De hecho, en los últimos años, los negocios de almacenamiento han experimentado una enorme expansión, que pone de manifiesto que el afán por consumir y acaparar se ha instalado en prácticamente todos los miembros de la sociedad. Aunque poseer la mayor cantidad de bienes no es sinónimo de felicidad, sí parece ser el indicador del estatus social.

Muchas personas entran en esta rueda de consumismo sin ser conscientes de que están adquiriendo objetos que jamás van a usar. Por ello, en el blog «Rincón de la psicología» han elaborado una lista que nos desvela siete motivos incosncientes que nos obligan a comprar muchas más cosas de las que necesitamos.

1.–Percepción de seguridad: El ser humano asocia algunas posesiones materiales, como una casa, un coche o ropa de marca, a la estabilidad y seguridad. Sin embargo, todas estas posesiones se pueden esfumar en cualquier momento si cambian las circunstancias económicas. Por ello, comprar una casa más grande, tener un coche de gama alta o ropa exclusiva puede resultar más peligroso que poseer artículos más modestos, pero también más baratos.

2.-Sensación de felicidad: Para muchas personas, poseer el móvil recién salido al mercado, conducir el coche más moderno o vestir a la última moda es sinónimo de felicidad. Sin embargo, seguir el ritmo de cambios que impone el mercado actual solo los convierte en esclavos de las tendencias. Lejos de proporcionar auténtica felicidad, las posesiones materiales solo brindan una alegría efímera.

3.-Sugestión a la publicidad: Aunque prácticamente todo el mundo asegura ser inmune a los mensajes publicitarios, los anuncios siguen haciendo mella en el subconsciente de la gente. Una persona normal puede recibir varios centenares de impactos publicitarios cada día. A fuerza de escuchar esos mensajes una y otra vez, es normal que de forma inconsciente se asuma que el mensaje de que la vida será mejor si se compra lo que se anuncia. Ser consciente de esta vulnerabilidad es el primer paso para impedir que el márquetin nos impulse a adquirir cosas que no necesitamos.

4.-Afán de impresionar: De acuerdo con la teoría de Maslow, cuando en una sociedad todas las necesidades básicas están satisfechas, la publicidad tiene como objetivo hacer creer que el resto de necesidades son también fundamentales. A través de la satisfacción de esas necesidades secundarias, se trata de demostrar riqueza, importancia, estatus o éxito alcanzado. De ahí que muchas personas compren la casa más grande, el coche más potente o el último smartphone solo para impresionar a los demás o demostrar que forman parte de la élite.

5.-Envidia: El cerebro humano realiza miles de comparaciones durante el día, muchas de ellas de forma inconsciente. El problema surge cuando se comparan posesiones materiales y se siente envidia de quienes pueden permitirse ciertos lujos. En una cultura asociada con el éxito, muchas personas asocian tener menos cosas con poseer una valía menor. Este afán por aparentar lleva a muchas personas que nunca se sienten satisfechas con lo que tienen a vivir más allá de sus posibilidades.

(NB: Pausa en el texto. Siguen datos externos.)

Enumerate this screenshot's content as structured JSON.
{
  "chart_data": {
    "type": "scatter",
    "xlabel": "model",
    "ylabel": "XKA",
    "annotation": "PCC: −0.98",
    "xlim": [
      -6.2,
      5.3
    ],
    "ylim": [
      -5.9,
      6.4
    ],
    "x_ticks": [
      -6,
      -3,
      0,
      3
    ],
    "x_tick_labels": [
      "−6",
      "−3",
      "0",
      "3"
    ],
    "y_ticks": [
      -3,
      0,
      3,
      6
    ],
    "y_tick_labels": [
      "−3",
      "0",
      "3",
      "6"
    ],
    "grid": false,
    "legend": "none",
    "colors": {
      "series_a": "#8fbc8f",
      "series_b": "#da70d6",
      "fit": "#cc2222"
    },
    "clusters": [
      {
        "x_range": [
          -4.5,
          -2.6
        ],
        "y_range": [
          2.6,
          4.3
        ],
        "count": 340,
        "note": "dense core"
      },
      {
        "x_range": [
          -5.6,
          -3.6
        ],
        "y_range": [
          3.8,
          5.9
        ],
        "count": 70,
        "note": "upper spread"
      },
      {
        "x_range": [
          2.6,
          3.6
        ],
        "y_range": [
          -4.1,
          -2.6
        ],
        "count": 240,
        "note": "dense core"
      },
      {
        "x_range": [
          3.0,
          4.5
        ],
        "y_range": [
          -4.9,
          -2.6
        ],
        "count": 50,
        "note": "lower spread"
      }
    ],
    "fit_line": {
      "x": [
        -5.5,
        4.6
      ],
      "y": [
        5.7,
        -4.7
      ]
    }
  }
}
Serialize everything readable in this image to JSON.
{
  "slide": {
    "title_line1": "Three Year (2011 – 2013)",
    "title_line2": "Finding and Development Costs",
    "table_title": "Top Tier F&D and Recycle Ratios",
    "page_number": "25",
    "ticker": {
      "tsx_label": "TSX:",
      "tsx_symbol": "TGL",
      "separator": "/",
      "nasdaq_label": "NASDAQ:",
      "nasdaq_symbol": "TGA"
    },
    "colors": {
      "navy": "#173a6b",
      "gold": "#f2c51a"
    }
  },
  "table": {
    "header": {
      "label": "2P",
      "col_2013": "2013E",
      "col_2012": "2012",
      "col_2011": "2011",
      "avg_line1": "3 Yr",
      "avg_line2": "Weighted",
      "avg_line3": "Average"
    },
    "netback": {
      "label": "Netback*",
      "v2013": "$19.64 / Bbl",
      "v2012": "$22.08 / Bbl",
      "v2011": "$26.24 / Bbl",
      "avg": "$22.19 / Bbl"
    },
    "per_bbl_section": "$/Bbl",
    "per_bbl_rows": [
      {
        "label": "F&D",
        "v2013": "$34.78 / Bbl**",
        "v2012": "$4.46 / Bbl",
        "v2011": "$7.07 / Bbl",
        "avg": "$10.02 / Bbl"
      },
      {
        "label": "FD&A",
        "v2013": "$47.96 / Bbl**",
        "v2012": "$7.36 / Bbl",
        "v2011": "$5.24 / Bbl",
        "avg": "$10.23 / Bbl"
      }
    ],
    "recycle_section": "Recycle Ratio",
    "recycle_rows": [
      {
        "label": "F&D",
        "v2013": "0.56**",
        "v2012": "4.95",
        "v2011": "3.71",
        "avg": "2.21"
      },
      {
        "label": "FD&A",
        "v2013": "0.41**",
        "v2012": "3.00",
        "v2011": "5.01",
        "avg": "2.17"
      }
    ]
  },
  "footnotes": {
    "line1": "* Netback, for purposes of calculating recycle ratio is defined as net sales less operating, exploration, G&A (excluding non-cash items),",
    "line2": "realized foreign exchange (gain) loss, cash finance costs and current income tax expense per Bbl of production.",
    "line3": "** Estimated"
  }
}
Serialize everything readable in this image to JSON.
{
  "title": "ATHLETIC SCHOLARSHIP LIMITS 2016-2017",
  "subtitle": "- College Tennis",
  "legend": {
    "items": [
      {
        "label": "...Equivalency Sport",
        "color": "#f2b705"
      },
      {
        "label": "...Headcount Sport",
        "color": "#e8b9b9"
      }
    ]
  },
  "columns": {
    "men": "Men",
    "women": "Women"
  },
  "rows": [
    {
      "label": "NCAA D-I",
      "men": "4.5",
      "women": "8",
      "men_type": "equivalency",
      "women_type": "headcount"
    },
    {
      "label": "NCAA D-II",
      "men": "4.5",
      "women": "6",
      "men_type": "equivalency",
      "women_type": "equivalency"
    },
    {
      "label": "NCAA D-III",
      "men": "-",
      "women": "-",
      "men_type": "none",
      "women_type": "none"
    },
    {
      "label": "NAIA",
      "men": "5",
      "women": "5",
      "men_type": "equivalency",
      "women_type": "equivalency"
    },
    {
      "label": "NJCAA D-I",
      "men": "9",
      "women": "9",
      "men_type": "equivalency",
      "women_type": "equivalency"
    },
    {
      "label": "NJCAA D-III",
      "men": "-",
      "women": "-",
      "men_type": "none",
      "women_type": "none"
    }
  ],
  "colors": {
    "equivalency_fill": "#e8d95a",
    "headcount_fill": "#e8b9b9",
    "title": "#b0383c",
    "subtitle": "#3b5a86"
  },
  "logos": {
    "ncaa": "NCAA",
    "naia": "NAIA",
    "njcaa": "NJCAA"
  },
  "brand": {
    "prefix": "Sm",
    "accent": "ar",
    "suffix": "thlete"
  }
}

6.-Compensar deficiencias: En lugar de buscar respuestas a los problemas personales en su interior, muchos miembros de la sociedad actual busca la solución a sus problemas en la imagen que proyectan. Por ello, el coche, la ropa o los dispositivos electrónicos se convierten a menudo en una forma de compensar la soledad, la angustia, la pérdida o los problemas en las relaciones interpersonales. Sin embargo, no hay nada más paradójico que trabajar diez horas al día y después combatir la soledad y el agotamiento comprando algo que no se necesita o regalando el juguete más caro a un hijo por sentirse culpable de trabajar demasiado y no tener tiempo para jugar con él.

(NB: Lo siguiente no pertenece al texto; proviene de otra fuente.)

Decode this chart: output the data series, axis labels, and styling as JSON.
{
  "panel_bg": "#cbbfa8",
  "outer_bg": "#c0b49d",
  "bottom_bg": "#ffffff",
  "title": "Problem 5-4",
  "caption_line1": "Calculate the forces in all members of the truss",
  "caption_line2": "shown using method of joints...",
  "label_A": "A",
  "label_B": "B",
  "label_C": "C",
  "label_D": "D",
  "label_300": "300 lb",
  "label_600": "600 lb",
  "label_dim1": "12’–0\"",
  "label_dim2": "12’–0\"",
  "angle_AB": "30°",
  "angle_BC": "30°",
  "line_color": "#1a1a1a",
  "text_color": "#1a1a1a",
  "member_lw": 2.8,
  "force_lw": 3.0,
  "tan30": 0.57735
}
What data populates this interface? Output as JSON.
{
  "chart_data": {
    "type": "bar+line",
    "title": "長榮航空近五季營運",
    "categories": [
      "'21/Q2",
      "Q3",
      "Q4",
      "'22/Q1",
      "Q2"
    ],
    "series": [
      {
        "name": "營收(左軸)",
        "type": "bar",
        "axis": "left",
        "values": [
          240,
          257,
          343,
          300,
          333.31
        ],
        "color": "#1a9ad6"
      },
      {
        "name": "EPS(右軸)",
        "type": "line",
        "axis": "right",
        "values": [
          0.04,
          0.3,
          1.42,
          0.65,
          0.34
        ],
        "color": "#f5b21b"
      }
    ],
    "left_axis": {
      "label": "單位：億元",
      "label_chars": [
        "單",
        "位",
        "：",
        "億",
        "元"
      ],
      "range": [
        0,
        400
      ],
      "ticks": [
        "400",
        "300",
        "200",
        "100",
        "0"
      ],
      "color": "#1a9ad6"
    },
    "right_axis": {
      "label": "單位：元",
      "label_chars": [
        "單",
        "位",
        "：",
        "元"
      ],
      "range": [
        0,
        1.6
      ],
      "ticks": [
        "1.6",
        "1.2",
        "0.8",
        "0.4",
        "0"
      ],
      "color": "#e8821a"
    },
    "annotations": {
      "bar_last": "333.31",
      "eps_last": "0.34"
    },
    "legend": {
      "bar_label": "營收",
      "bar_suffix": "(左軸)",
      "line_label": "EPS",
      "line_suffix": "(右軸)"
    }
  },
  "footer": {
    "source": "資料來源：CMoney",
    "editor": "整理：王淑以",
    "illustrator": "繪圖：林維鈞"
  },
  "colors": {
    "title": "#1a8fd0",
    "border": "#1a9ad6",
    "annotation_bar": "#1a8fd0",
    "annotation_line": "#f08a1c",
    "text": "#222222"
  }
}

7.-Egoísmo: El ser humano es más egoísta de lo que nos gustaría admitir. Dentro de cada persona coexisten sentimientos encontrados, aunque muy pocas son capaces de reconocerlos. A veces simplemente compramos más cosas porque adoptamos una actitud egoísta, porque nos dejamos vencer por nuestro ego y no nos detenemos a reparar en las consecuencias o a pensar si realmente las necesitamos.